Interestingly, the issues are largely C++-specific (and I know lots of people
using an ORM today but none via C++), and largely driven by historical
accident and market forces ("It is interesting to conjecture about the
marketplace chances of O2 if they had started initially in the USA with
sophisticated US venture capital backing").

I still don't think these sound like good reasons to dismiss the architecture.

------
sjclemmy
Good article. I’m currently using Entity Framework in .net and I’ve designed
the latest bit of software I’m developing by using the balanced approach
advocated here; the modelling and the RDBMS are both part of the system and
have their own constraints one has to bear in mind. After working with EF
there’s only one thing I couldn’t express that I can do in SQL and that’s have
multiple parent keys in the parent table to represent relationships with
multiple children.
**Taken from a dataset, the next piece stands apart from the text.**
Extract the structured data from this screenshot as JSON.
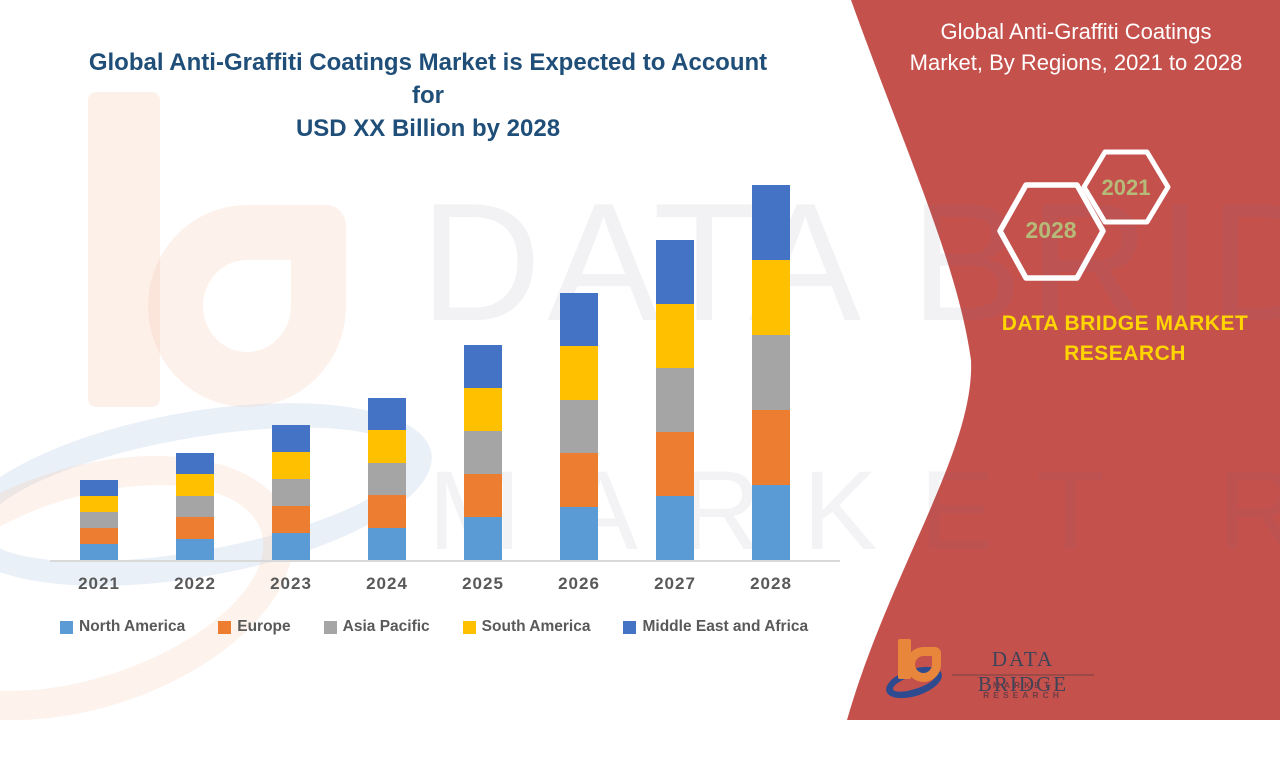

It took me a while to work out and I believe it is possible
in .net core.

------
commandlinefan
> deal with the object/relational mapping problem by writing their own
> framework

Now, instead, everybody deals with the object/ORM mapping problem by writing
their own framework.

------
shujutech
I'm moving my ORM into a real database, anyone interested to join me? Need
anyone with major in DBMS, able to write SQL parser and database
storage/organization. We'll be selling data model instead of database when
completed. Check us out at:
[http://shujutech.mywire.org/corporation?goto=ormj](http://shujutech.mywire.org/corporation?goto=ormj)

------
alexandercrohde
I don't get it. Firstly, is this being cited in sincerity, or to point out
"Look, even Martin Fowler advocated for NoSQL back in 2012"?

If it is entirely in sincerity, I don't understand why he thinks queries isn't
the de-facto solution. Perhaps his implicit assumption is that the database
should be structured to reflect the code, when really the code should be
structured to reflect the database?